Wallon relata les événements subis au cours de la nuit. Il trouva un auditoire attentif qui l’écouta avidement, en manque d'émotions fortes. Ils posèrent nombre de questions pour obtenir des détails qui ne le mirent pas du tout à l'aise.

— Vous m'avouerez tout de même ! s'exclama le cuisinier. Nous n'avions entendu jusqu'à présent que quelques bruits étouffés, insista-t-il. Rien de bien méchant, juste assez pour nous faire trembler de la honte de notre peur lorsque nous n'y étions pas habitués. On avait peut-être cru voir des objets se déplacer, au grand maximum. Mais ça ! Et pourquoi aujourd'hui ?
— Allez savoir mon brave ! répondit le vieux Lord. Il y a longtemps que je connaissais la présence d'un vieux fantôme dans la famille, soit disant un ancêtre éloigné péri de mort violente. Selon des dires de bonnes femmes, celui qui construisit ce manoir. Autant vous avouer que ça remonte à loin ! (Le Lord parut songeur un instant avant de continuer.) Ma femme, très superstitieuse en avait fait appel à une voyante pour entrer en communication avec mon parent. Ma femme, qui assistait à la séance de spi... spi.....
— Spiritisme !
— Merci, monsieur Wallon… a parlé avec mon aïeul et soutenait par la suite à qui voulait l'entendre que ce fantôme se comportait en parfait gentleman. La voyante n'a bien évidement pas contredit.
— Et bien, fit en souriant une des servantes, pour mettre un invité et une pièce dans l'état où il les a mis, le temps a dû durcir son caractère.

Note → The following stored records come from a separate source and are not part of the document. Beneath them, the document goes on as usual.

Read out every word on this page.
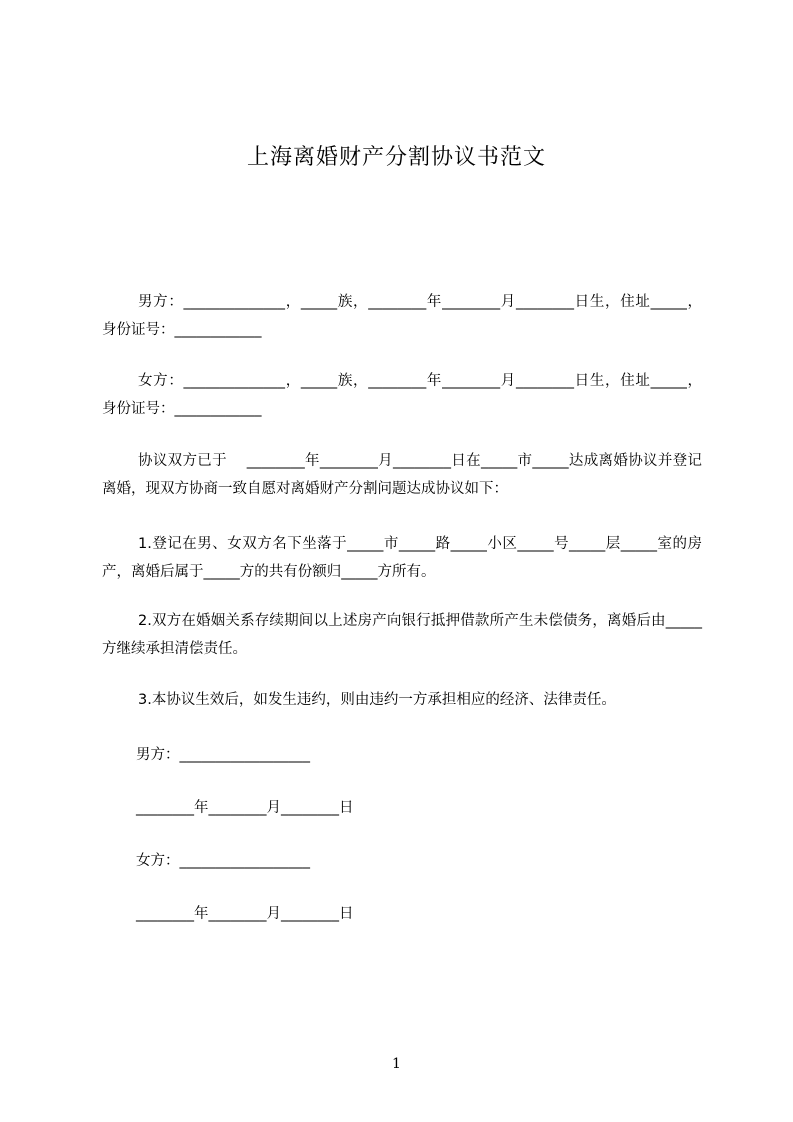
上海离婚财产分割协议书范文

男方：______________，_____族，________年________月________日生，住址_____，身份证号：____________

女方：______________，_____族，________年________月________日生，住址_____，身份证号：____________

协议双方已于　 ________年________月________日在_____市_____达成离婚协议并登记离婚，现双方协商一致自愿对离婚财产分割问题达成协议如下：

1.登记在男、女双方名下坐落于_____市_____路_____小区_____号_____层_____室的房产，离婚后属于_____方的共有份额归_____方所有。

2.双方在婚姻关系存续期间以上述房产向银行抵押借款所产生未偿债务，离婚后由_____方继续承担清偿责任。

3.本协议生效后，如发生违约，则由违约一方承担相应的经济、法律责任。

男方：__________________

________年________月________日

女方：__________________

________年________月________日

1
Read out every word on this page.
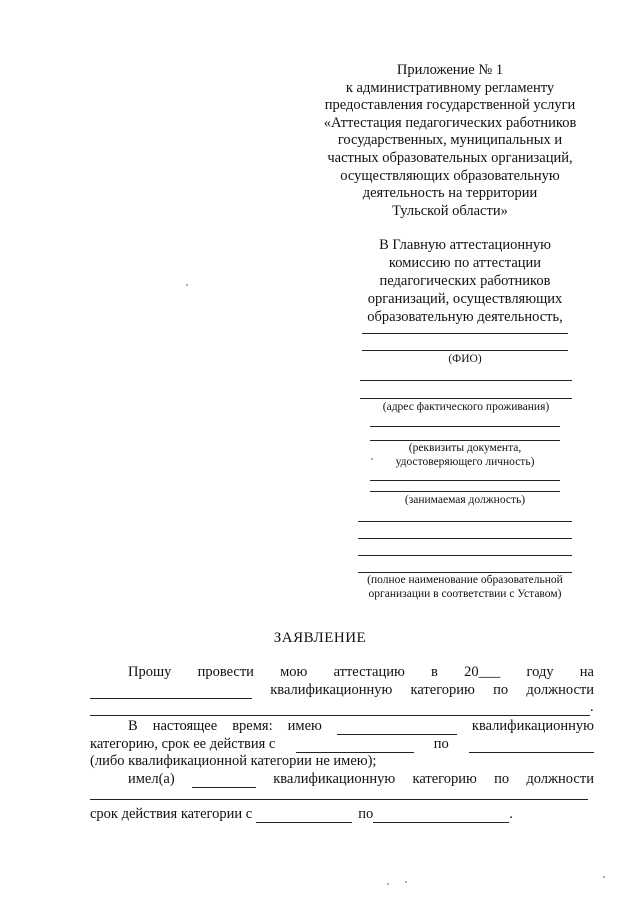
Приложение № 1
к административному регламенту
предоставления государственной услуги
«Аттестация педагогических работников
государственных, муниципальных и
частных образовательных организаций,
осуществляющих образовательную
деятельность на территории
Тульской области»
В Главную аттестационную
комиссию по аттестации
педагогических работников
организаций, осуществляющих
образовательную деятельность,
(ФИО)
(адрес фактического проживания)
(реквизиты документа,
удостоверяющего личность)
(занимаемая должность)
(полное наименование образовательной
организации в соответствии с Уставом)
ЗАЯВЛЕНИЕ
Прошу провести мою аттестацию в 20___ году на
квалификационную категорию по должности
.
В настоящее время: имею	квалификационную
категорию, срок ее действия с	по
(либо квалификационной категории не имею);
имел(а)	квалификационную категорию по должности
срок действия категории с	по	.
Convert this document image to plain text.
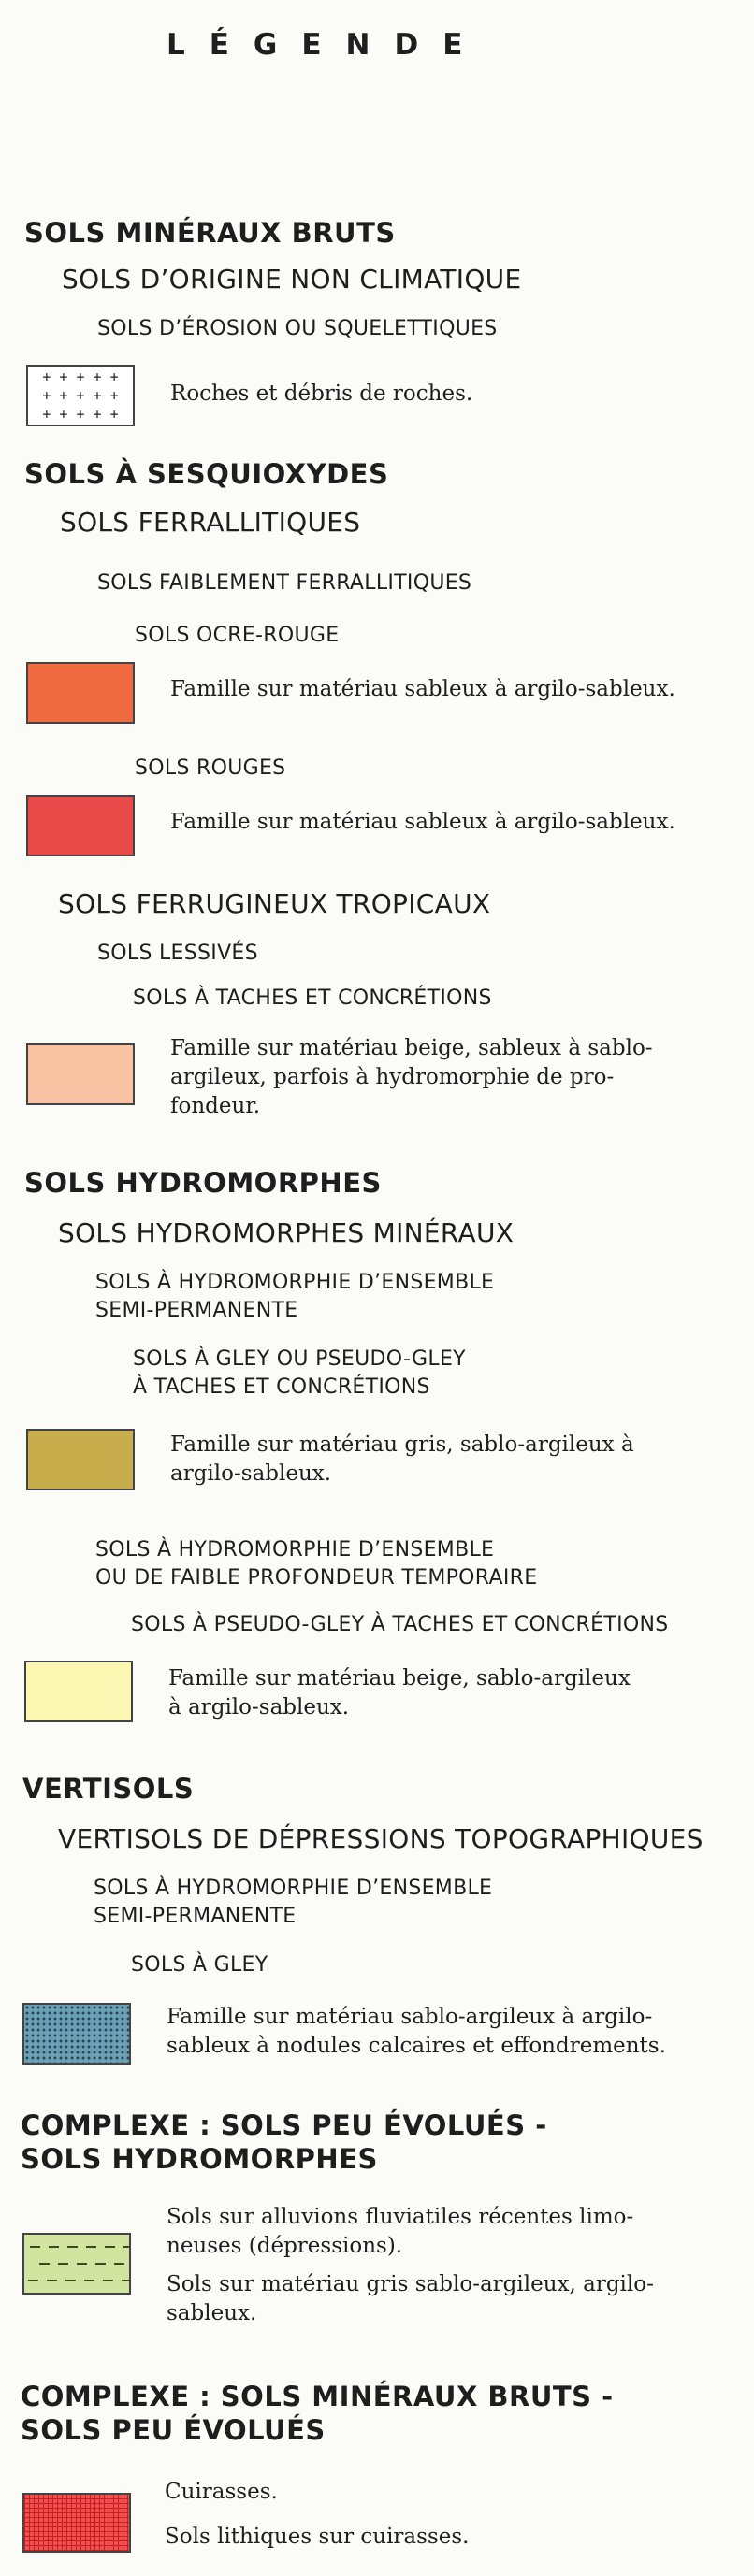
LÉGENDE
SOLS MINÉRAUX BRUTS
SOLS D’ORIGINE NON CLIMATIQUE
SOLS D’ÉROSION OU SQUELETTIQUES
+ + + + +
+ + + + +
+ + + + +
Roches et débris de roches.
SOLS À SESQUIOXYDES
SOLS FERRALLITIQUES
SOLS FAIBLEMENT FERRALLITIQUES
SOLS OCRE-ROUGE
Famille sur matériau sableux à argilo-sableux.
SOLS ROUGES
Famille sur matériau sableux à argilo-sableux.
SOLS FERRUGINEUX TROPICAUX
SOLS LESSIVÉS
SOLS À TACHES ET CONCRÉTIONS
Famille sur matériau beige, sableux à sablo-
argileux, parfois à hydromorphie de pro-
fondeur.
SOLS HYDROMORPHES
SOLS HYDROMORPHES MINÉRAUX
SOLS À HYDROMORPHIE D’ENSEMBLE
SEMI-PERMANENTE
SOLS À GLEY OU PSEUDO-GLEY
À TACHES ET CONCRÉTIONS
Famille sur matériau gris, sablo-argileux à
argilo-sableux.
SOLS À HYDROMORPHIE D’ENSEMBLE
OU DE FAIBLE PROFONDEUR TEMPORAIRE
SOLS À PSEUDO-GLEY À TACHES ET CONCRÉTIONS
Famille sur matériau beige, sablo-argileux
à argilo-sableux.
VERTISOLS
VERTISOLS DE DÉPRESSIONS TOPOGRAPHIQUES
SOLS À HYDROMORPHIE D’ENSEMBLE
SEMI-PERMANENTE
SOLS À GLEY
Famille sur matériau sablo-argileux à argilo-
sableux à nodules calcaires et effondrements.
COMPLEXE : SOLS PEU ÉVOLUÉS -
SOLS HYDROMORPHES
Sols sur alluvions fluviatiles récentes limo-
neuses (dépressions).
Sols sur matériau gris sablo-argileux, argilo-
sableux.
COMPLEXE : SOLS MINÉRAUX BRUTS -
SOLS PEU ÉVOLUÉS
Cuirasses.
Sols lithiques sur cuirasses.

Pouffant de rire, l'autre la poussa du coude et dit :

— Tais-toi ! Il pourrait t'entendre et se sentir offensé.

Les sourires s'estompèrent pour laisser place à des grimaces apeurées. Toute la maisonnée commença à couler des regards suspicieux vers les fenêtres et l'atmosphère s'électrisa dans le silence. Un matin blafard ne tarda pas à se montrer, Wallon ne s'attarda pas. Il tremblait comme une feuille, hanté par le souvenir de ces doigts bleus et glacials qui avaient cherché à le tuer. Le ciel obstinément bouché suintait d’une pluie douce et pénétrante. Bill ne revit pas le soleil avant Londres et sa conscience ne s’allégea pas de si tôt. Le sommeil perturbé pendant plusieurs semaines, jusqu’à ce qu’il se décide à obtenir l’aide d’un médium et trouver des explications.